List the affected stations and their locations in a table. Show the first few rows.
wa_wqi %>% filter(Station %in% error_sta) %>%
select(Year, `Location 1`, lon, lat) %>% head() %>% knitr::kable()
Year Location 1 lon lat
1995 POINT (46.0376 1995) -118.7664 46.0376 1996 POINT (46.0376 1996) -118.7664 46.0376 1997 POINT (46.0376 1997) -118.7664 46.0376 1998 POINT (46.0376 1998) -118.7664 46.0376 1999 POINT (46.0376 1999) -118.7664 46.0376 2000 POINT (46.0376 2000) -118.7664 46.0376
Show a summary of the ranges of values for the affected variables.
wa_wqi %>% select(Year, `Location 1`, lon, lat) %>% summary()

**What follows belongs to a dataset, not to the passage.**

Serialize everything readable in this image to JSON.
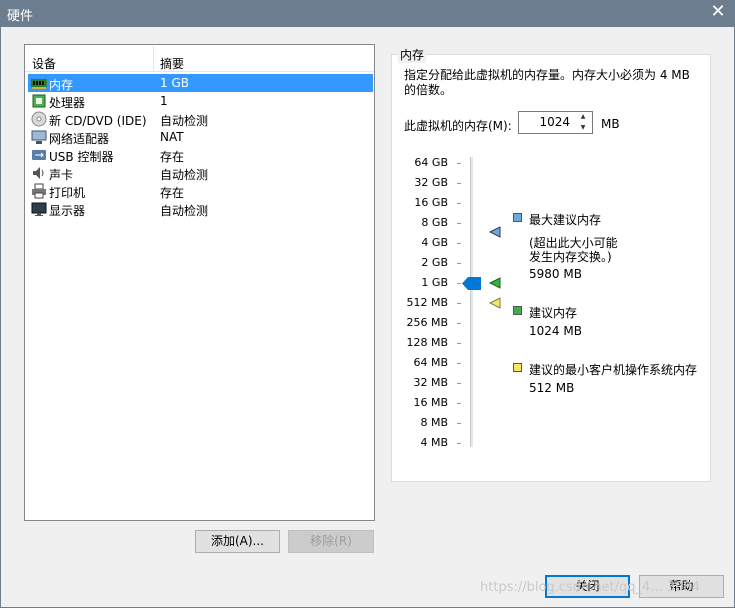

## Year Location 1 lon lat
## Min. :1995 Length:971 Min. :-124.2 Min. :45.81
## 1st Qu.:2000 Class :character 1st Qu.:-122.3 1st Qu.:47.06
## Median :2005 Mode :character Median :-121.9 Median :47.70
## Mean :2004 Mean :-121.1 Mean :47.63
## 3rd Qu.:2009 3rd Qu.:-119.7 3rd Qu.:48.28
## Max. :2014 Max. :-117.0 Max. :48.94
Define a boundary box.
height <- max(wa_wqi$lat) - min(wa_wqi$lat)

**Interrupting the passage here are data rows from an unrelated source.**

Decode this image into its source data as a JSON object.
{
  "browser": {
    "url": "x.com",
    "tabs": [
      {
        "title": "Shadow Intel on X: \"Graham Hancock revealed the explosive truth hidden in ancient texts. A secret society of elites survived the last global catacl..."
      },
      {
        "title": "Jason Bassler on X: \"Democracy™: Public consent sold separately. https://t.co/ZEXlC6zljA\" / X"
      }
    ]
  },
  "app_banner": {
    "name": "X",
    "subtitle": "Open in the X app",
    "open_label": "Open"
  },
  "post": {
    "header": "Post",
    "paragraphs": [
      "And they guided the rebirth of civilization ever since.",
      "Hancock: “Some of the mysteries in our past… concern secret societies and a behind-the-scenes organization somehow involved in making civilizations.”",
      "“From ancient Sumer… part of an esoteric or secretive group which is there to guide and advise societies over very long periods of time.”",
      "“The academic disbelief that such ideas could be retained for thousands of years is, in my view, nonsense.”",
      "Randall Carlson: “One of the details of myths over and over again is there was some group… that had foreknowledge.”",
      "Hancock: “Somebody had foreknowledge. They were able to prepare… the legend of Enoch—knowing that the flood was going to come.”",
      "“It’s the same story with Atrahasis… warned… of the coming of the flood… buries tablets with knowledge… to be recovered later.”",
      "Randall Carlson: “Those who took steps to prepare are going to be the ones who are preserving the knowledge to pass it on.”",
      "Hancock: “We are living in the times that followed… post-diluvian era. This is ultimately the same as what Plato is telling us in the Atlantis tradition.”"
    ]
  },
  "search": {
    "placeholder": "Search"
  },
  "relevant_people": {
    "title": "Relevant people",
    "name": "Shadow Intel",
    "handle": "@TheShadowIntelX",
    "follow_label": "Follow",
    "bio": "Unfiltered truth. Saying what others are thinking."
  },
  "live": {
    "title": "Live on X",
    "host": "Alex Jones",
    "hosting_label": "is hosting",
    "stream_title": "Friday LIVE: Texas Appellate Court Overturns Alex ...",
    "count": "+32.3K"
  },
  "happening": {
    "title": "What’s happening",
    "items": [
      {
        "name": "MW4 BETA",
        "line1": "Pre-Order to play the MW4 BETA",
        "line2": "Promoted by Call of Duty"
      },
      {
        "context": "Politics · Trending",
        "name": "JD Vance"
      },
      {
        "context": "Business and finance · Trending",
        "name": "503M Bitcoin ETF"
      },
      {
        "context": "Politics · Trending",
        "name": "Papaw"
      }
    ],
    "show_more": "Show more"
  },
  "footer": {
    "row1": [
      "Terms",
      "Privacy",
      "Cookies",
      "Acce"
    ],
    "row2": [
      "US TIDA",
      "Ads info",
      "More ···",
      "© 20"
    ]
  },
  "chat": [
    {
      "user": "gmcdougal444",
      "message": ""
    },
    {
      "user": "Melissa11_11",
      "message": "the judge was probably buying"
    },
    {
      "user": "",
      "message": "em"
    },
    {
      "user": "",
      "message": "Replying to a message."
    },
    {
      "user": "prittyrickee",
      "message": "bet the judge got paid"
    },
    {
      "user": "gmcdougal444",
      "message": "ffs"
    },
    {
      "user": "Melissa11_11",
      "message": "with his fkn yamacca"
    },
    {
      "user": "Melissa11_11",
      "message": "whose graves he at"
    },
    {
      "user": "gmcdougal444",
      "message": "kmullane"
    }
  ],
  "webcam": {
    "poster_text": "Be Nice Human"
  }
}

width <- max(wa_wqi$lon) - min(wa_wqi$lon)
bbox <- c(
min(wa_wqi$lon) - 0.15 * width,
min(wa_wqi$lat) - 0.15 * height,
max(wa_wqi$lon) + 0.15 * width,
max(wa_wqi$lat) + 0.15 * height
)
names(bbox) <- c('left', 'bottom', 'right', 'top')
Make a map base layer of "Stamen" tiles.
map <- suppressMessages(
get_stamenmap(bbox, zoom = 8, maptype = "toner-background"))
Make the map image from the tiles using ggmap
.
g <- ggmap(map, darken = c(0.3, "white")) + theme_void()
Add points, a legend, and a title to the map.
wa_wqi_2013 <- wa_wqi %>% filter(Year == 2013)
g <- g + geom_point(aes(x = lon, y = lat, fill = `Overall WQI`),
data = wa_wqi_2013, pch = 21, size = 3) +
scale_fill_gradient(name = "WQI", low = "red", high = "green") +
ggtitle(label = paste("Washington State",
"River and Stream Water Quality Index (WQI)", sep = " "),
subtitle = paste("Source: River and Stream Monitoring Program,",
"WA State Department of Ecology (2013)")) +
theme(legend.position = c(.98, .02), legend.justification = c(1, 0))
A. Look more carefully at this dataset and see if there are other errors which you could fix. For example, we did not examine all of the variables. Are there other variables which have unexpected values? How would you fix those?
B. What alternatives to the regular expression POINT |[()]
could we use?
C. Instead of reading the file directly from the web, how could we download the file first? How could we code so we only download the file if we do not already have a local copy of it?
D. Consider downloading a different dataset and import, clean, and plot the data.
For example, compare your results with the Annual 2013 Water Quality Index Scores
dataset from data.gov
. Do you see any differences? How would you account for them? Check for incorrect values as we did earlier in this tutorial. Try to
fix any obvious errors. What errors did you find and how did you find and fix
them? Or were there no errors? How can you be sure?